The newspaper reported, “Skeptical physicians, refusing to believe it is possible for a human being to live more than a few hours with a fever so violent, have visited her at her home. They have applied every test, using their own thermometers, tested instruments, and invariably they leave mystified by the strange case.”

Medical thermometers of the day had a maximum reading of 110 degrees. In Anne’s case, the mercury frequently passed the 110 mark and continued rising until stopped by the end of the instrument. The doctors who examined her, including one from the Mayo Clinic, concluded Anne’s actual temperature usually hovered around 112 degrees and often reached 114.

Confined to her bed, suffering constant pain and burning fever, Anne was unable to take a sip of water or a bite of solid food for more than a year. She was kept alive by intravenous fluids and liquid nutrients administered by her physician, Dr. William G. Weidemann, who visited at least twice daily and sometimes as many as four times a day for a total of 1,700 house calls in sixteen months.

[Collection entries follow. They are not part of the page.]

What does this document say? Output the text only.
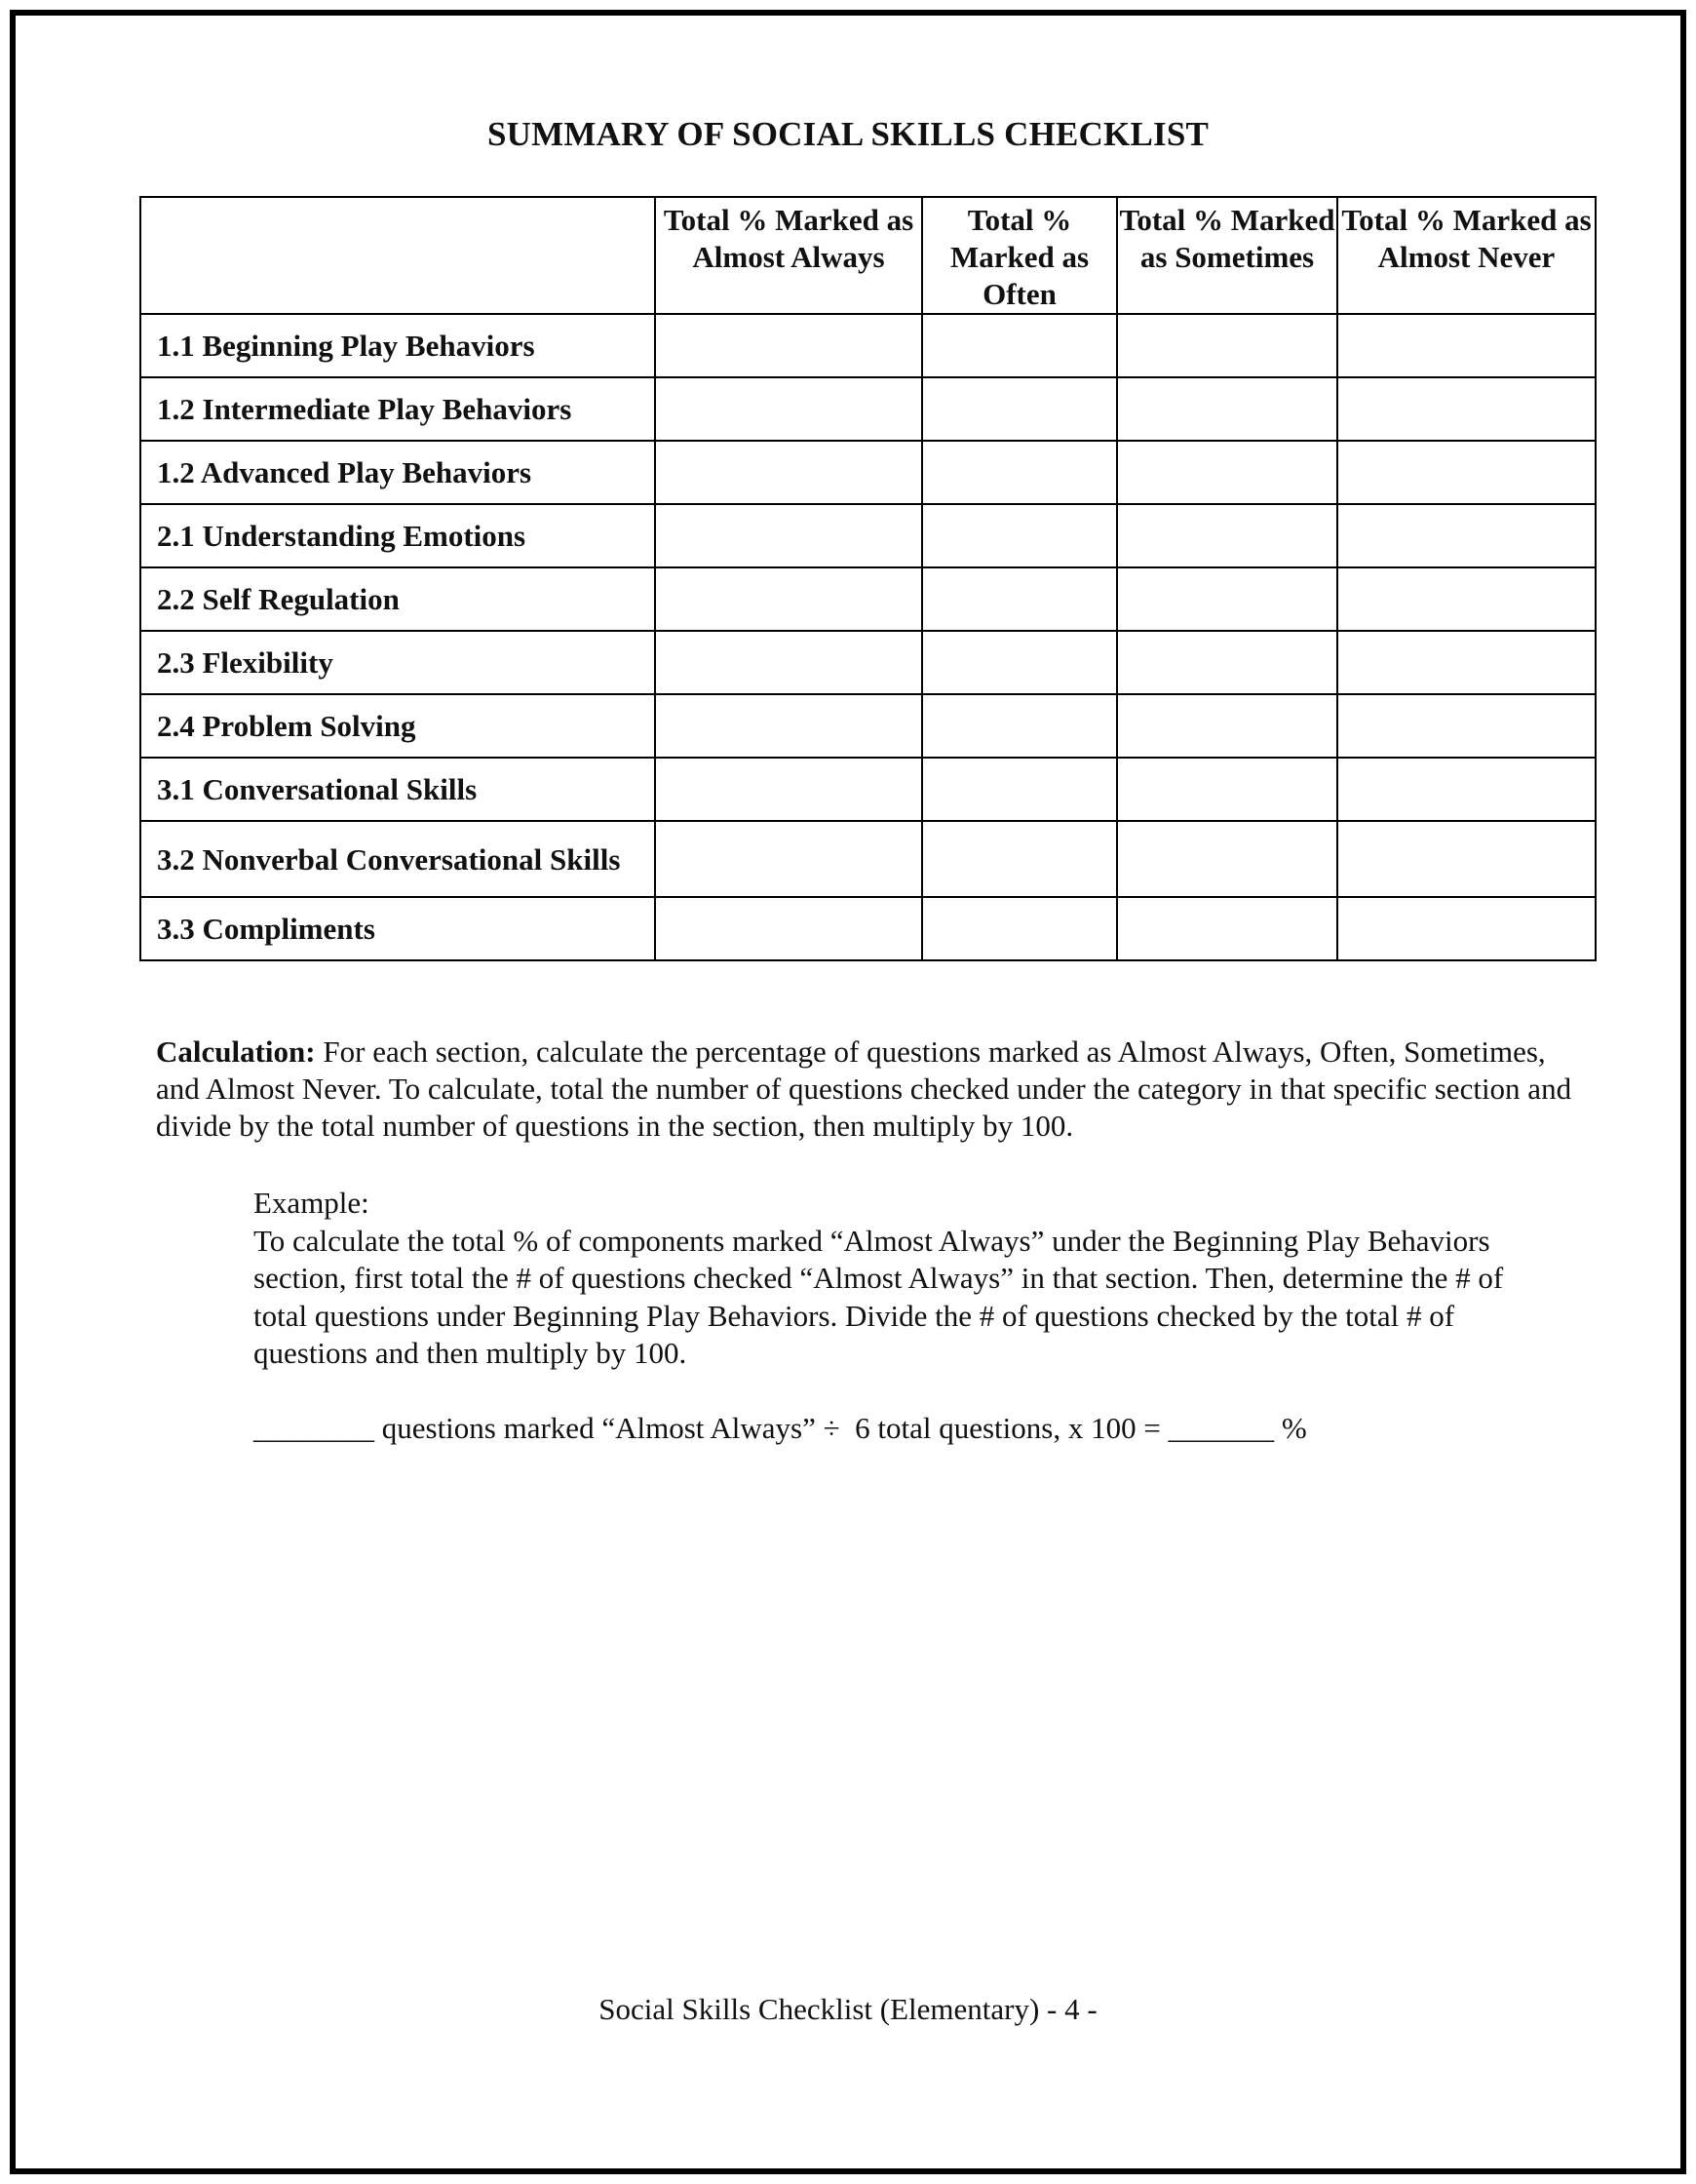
SUMMARY OF SOCIAL SKILLS CHECKLIST
	Total % Marked as Almost Always	Total % Marked as Often	Total % Marked as Sometimes	Total % Marked as Almost Never
1.1 Beginning Play Behaviors				
1.2 Intermediate Play Behaviors				
1.2 Advanced Play Behaviors				
2.1 Understanding Emotions				
2.2 Self Regulation				
2.3 Flexibility				
2.4 Problem Solving				
3.1 Conversational Skills				

3.2 Nonverbal Conversational Skills				

3.3 Compliments				
Calculation: For each section, calculate the percentage of questions marked as Almost Always, Often, Sometimes, and Almost Never. To calculate, total the number of questions checked under the category in that specific section and divide by the total number of questions in the section, then multiply by 100.
Example:
To calculate the total % of components marked “Almost Always” under the Beginning Play Behaviors section, first total the # of questions checked “Almost Always” in that section. Then, determine the # of total questions under Beginning Play Behaviors. Divide the # of questions checked by the total # of questions and then multiply by 100.
________ questions marked “Almost Always” ÷  6 total questions, x 100 = _______ %
Social Skills Checklist (Elementary) - 4 -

Wrapped in icepacks, she talked “freely and cheerfully” with the Journal reporter. There was one thing she wanted to see in the article.

“If you print details of my case in the papers,” she said, “I want everyone to know what that doctor has done for me.”

“He has for sixteen months kept me alive.”

Other than her moment in the limelight, little is known of Anne Manthei. Perhaps her health improved a little for she lived another 22 years. The woman who, in the midst of extreme suffering, was able to smile and carry on a pleasant conversation with a visitor died in 1944 at the age of 52.